C’è tutto in quelle audio cassette: notizie, dati, nomi, riferimenti, luoghi, persone. Tutto.
Ho tirato fino a qui, ho rimandato fino a più non posso, anche con la scusa che non avevo più un lettore (il mangiacassette...) per potere ascoltare quel nobile archivio.
Ora l’ho acquistato, il lettore di cassette. Ho trovato per pochi euro una marchingegno grande come un pacchetto di sigarette o poco più, che oltre a farti ascoltare con le sue poderose cuffie il sonoro, è in grado, volendo, di tramutare in mp3 il registrato. Garantendo così l’eternità digitale del sonoro catturato.
Ammesso che tutto sia ancora ascoltabile...fate conto che mia madre è morta nel 2001 e mio padre dieci anni dopo.
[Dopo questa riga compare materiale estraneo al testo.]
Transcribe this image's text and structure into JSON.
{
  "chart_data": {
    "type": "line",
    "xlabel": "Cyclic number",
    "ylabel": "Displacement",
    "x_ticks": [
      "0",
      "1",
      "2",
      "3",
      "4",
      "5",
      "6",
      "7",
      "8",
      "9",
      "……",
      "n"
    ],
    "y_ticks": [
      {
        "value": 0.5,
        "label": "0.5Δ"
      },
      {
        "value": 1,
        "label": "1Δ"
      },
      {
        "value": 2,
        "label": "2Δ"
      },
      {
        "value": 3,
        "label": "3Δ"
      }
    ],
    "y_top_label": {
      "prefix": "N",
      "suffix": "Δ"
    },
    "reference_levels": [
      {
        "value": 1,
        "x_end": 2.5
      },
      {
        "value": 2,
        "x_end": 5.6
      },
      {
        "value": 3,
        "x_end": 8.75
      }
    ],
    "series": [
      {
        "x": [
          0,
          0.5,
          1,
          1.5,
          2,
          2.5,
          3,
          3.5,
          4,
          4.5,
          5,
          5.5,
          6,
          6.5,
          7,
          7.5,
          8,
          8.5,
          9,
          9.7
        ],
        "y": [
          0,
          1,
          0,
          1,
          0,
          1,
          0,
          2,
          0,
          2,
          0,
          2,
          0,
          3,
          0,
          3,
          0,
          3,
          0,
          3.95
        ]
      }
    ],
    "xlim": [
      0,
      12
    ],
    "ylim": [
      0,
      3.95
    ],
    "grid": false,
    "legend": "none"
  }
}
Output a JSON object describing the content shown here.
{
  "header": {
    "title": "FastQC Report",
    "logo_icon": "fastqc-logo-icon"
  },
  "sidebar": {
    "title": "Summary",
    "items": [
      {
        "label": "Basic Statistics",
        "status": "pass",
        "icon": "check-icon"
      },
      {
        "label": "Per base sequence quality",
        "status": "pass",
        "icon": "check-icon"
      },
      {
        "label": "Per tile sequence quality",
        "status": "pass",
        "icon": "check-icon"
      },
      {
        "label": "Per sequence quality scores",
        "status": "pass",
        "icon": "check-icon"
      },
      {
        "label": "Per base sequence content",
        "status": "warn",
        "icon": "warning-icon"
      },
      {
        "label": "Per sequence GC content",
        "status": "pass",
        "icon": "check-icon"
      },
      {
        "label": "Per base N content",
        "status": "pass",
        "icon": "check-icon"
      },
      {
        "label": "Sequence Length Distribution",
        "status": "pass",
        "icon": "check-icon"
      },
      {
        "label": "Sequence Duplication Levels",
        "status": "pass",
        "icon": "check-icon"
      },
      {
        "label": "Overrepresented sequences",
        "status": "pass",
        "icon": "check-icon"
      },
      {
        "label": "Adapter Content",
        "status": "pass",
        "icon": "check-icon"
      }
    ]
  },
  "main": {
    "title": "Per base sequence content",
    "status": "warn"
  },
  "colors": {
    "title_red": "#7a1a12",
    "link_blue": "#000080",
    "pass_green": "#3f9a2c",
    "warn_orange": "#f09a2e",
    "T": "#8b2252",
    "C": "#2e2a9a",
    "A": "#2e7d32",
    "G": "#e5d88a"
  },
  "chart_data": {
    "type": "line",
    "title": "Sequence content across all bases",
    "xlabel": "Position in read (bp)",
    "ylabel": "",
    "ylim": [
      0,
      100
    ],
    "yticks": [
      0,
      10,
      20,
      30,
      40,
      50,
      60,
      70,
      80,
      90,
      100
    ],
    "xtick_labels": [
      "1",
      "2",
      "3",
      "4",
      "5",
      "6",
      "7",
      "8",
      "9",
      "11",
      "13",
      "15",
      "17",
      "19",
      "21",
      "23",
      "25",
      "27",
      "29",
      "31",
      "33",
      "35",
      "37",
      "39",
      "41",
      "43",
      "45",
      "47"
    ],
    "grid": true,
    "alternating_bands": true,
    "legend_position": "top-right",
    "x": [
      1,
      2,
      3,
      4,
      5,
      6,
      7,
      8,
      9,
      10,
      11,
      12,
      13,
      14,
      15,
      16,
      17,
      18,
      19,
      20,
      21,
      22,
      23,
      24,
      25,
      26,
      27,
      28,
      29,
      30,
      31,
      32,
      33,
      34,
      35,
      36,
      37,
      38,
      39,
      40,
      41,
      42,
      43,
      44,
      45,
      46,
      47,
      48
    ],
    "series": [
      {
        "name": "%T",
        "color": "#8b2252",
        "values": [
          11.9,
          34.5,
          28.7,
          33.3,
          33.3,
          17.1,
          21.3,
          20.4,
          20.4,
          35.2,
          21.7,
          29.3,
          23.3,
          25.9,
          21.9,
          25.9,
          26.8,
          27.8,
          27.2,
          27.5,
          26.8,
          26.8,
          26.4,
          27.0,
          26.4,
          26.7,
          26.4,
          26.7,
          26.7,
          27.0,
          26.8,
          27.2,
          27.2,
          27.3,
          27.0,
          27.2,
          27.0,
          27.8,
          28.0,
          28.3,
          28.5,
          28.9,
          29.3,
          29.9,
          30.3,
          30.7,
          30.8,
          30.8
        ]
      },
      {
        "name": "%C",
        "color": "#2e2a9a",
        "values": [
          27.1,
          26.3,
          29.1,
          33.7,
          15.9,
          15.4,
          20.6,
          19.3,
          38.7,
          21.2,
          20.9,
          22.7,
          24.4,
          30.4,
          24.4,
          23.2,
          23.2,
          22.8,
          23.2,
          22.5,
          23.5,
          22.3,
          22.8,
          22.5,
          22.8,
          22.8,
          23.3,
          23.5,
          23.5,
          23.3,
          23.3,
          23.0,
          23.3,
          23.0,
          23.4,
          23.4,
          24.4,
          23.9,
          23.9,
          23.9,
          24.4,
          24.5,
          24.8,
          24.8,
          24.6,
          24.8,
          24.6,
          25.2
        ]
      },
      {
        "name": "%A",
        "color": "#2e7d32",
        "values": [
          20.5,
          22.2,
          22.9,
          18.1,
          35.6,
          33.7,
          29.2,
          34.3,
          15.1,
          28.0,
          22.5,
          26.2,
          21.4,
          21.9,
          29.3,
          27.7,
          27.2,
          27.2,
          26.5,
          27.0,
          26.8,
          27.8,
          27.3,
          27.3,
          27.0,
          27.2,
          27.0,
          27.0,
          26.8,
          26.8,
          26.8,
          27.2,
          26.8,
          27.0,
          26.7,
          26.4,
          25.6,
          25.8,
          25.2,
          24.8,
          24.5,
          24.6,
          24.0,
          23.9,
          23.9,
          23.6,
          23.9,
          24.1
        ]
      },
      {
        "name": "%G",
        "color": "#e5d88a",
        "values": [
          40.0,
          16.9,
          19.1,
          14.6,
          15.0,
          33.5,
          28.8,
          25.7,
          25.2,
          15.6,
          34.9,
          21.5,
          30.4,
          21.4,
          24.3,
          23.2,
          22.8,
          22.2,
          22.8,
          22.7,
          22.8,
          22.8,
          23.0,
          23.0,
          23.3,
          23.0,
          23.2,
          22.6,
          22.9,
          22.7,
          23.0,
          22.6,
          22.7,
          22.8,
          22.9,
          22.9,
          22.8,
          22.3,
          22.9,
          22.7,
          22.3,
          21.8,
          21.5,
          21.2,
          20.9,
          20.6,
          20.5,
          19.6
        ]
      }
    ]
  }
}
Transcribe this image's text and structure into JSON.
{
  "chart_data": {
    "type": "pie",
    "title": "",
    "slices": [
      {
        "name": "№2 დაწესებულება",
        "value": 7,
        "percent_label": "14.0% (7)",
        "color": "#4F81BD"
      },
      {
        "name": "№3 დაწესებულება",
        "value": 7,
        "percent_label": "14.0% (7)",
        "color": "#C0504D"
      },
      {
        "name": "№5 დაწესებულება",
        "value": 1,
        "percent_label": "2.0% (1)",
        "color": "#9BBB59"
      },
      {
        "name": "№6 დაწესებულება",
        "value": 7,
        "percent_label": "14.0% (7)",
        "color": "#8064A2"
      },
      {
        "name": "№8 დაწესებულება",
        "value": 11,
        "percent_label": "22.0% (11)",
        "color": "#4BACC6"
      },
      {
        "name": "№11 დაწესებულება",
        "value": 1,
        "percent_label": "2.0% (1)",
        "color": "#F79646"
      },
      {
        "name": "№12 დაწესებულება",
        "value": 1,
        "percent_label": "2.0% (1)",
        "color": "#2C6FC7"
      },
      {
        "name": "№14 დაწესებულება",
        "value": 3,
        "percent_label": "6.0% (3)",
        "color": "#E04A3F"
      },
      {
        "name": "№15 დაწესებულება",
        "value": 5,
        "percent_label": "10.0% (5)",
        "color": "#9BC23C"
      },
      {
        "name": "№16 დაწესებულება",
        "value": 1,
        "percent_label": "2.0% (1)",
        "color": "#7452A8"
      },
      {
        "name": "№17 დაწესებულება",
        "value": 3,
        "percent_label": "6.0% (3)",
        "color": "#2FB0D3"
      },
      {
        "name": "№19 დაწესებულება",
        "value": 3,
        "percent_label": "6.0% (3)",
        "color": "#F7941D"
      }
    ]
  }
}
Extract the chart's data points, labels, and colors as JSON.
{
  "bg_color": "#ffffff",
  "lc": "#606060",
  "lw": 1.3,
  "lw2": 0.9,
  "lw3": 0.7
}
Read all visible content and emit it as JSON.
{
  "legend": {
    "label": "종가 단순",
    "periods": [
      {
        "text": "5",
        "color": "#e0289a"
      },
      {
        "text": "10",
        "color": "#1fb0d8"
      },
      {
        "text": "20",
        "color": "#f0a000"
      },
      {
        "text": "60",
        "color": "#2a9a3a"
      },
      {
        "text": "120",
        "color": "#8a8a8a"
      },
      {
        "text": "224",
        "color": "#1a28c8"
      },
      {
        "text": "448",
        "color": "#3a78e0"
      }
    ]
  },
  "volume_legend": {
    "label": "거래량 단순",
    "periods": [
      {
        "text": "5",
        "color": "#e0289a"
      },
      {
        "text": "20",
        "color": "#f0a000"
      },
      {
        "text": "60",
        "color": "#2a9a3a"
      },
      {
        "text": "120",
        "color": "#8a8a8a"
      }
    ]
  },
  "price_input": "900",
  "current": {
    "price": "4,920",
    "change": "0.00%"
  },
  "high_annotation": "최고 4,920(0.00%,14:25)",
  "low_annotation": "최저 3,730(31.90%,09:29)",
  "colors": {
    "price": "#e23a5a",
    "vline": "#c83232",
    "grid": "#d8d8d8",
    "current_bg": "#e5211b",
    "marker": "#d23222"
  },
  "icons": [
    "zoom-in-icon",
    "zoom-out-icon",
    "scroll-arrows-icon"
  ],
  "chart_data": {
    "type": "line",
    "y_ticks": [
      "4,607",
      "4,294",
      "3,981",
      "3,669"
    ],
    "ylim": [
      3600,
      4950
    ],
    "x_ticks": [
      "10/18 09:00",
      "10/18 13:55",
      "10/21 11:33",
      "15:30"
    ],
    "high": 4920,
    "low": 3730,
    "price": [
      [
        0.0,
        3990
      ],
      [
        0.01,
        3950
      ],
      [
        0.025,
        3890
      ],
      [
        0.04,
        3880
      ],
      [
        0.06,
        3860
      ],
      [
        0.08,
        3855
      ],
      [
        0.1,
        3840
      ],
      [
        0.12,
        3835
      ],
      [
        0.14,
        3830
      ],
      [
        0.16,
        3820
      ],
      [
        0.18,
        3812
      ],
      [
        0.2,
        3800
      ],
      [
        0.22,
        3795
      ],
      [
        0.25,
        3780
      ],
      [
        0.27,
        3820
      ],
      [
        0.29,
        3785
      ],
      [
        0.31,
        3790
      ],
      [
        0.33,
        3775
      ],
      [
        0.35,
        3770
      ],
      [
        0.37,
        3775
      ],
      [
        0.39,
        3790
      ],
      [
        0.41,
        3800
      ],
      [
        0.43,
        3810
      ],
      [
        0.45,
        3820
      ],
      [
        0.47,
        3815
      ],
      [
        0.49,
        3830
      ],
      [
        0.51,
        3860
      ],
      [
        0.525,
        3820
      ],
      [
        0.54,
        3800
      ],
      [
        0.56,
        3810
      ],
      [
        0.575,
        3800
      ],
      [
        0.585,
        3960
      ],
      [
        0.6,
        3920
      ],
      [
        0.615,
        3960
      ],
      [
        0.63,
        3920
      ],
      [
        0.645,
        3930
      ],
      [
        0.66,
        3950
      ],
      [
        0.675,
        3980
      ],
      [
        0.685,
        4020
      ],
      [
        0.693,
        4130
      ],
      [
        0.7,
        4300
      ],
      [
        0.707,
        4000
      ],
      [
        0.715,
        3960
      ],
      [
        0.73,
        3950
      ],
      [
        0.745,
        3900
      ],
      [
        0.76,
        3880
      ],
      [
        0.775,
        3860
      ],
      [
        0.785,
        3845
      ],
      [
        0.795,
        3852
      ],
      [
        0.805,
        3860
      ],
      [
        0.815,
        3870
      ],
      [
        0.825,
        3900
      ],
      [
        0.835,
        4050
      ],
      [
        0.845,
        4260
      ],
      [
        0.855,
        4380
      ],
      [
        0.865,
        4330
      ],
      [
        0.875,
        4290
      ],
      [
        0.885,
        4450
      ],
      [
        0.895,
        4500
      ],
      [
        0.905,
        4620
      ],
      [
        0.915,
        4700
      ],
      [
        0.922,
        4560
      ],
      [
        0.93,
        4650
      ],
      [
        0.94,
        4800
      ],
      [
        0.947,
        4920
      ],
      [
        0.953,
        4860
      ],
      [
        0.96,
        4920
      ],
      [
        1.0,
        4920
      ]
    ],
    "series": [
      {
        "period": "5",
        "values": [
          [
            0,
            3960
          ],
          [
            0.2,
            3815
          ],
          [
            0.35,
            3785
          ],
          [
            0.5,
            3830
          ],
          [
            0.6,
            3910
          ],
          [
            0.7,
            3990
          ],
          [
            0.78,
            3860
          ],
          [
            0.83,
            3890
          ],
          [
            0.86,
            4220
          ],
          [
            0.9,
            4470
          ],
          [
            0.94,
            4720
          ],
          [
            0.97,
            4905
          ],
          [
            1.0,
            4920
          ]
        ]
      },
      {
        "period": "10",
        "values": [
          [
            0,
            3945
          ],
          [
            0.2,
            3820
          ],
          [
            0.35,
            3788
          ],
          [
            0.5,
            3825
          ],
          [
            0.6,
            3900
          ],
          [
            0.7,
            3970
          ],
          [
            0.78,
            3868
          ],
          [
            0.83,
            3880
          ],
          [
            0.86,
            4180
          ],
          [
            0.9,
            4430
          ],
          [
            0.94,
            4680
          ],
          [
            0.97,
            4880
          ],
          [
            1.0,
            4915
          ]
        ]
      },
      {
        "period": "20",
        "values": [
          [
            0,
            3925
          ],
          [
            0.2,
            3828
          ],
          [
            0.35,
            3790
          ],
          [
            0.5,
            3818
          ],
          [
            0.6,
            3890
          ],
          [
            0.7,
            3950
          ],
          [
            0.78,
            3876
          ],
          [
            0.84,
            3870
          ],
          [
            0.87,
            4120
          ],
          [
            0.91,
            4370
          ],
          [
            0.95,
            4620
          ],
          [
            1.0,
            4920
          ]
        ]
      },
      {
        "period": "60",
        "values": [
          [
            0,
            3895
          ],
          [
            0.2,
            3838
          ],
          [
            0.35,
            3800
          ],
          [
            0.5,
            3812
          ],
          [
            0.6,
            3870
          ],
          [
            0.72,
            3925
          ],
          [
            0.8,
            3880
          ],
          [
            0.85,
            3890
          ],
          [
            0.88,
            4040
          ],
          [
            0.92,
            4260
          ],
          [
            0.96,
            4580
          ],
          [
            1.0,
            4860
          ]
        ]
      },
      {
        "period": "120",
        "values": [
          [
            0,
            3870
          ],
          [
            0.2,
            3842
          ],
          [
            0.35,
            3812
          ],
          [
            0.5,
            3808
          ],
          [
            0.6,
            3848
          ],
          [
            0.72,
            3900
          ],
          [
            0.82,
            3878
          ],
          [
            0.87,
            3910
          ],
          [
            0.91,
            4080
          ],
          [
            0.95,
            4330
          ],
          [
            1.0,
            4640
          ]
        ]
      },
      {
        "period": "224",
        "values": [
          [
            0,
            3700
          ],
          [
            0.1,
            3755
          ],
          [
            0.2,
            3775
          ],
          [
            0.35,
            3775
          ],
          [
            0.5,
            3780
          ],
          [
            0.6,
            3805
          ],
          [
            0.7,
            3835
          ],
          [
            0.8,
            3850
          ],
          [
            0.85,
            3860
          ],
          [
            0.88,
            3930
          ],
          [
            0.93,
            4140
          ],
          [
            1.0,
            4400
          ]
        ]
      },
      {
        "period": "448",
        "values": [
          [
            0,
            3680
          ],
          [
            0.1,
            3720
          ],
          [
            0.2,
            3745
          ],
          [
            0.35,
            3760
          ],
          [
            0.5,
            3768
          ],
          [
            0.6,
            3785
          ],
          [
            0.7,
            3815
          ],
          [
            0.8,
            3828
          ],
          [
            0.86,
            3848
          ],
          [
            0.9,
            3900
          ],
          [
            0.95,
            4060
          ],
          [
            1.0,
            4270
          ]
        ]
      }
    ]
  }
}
Ho in testa un progetto ‘editoriale’ che utilizzi la storia della mia famiglia per un racconto - fedele o romanzato non lo so. Tanto non pubblicherò mai nulla quindi tutto è autorizzato.
Ecco, oggi non ci sono più scuse.
Il tempo c’è, gli occhi ancora ci vedono, le orecchie funzionano, il cervello, tra mille atrofizzazioni e rimbambimenti senili, continua essere un buon supporto. La bolletta della luce la pago, le pile le ho... basta solo, a questo punto, iniziare.

L’unica cosa che manca - sono giorni che giro intorno a mangiacassette e cassette - è il coraggio di inserire le cassette (sono ordinatamente numerate in ordine cronologico), chiudere lo sportellino e schiacciare il tasto play.
E ascoltare, ancora, dopo anni, dopo la loro scomparsa, quelle voci, quelle cantilene, quelle parole in dialetto che sicuramente sono scappate, quei modi di dire, quel lessico tipicamente familiare che dopo anni, è ormai scomparso.

Rimando, ogni giorno, ogni ora.
Nei miei consueti deliri insonni, mi aggiro per la casa, sussurrandomi nel buio ‘Ora lo faccio, forza, piantala e parti’, ma poi il coniglio che è in me prende ancora una volta il sopravvento, il terrore mi impedisce di muovermi, di fare, di iniziare.

Nostro padre se ne è andato nel 2011, e abbiamo avuto molto più tempo per frequentarlo, visto che era ormai solo. Il suo ricordo è ancora vivo, presente. La sua voce è ancora qui.
Nostra madre ormai ci ha lasciato molto tempo fa. Riascoltarla non so che effetto possa fare.

È ufficiale, sono un pavido piccolo uomo.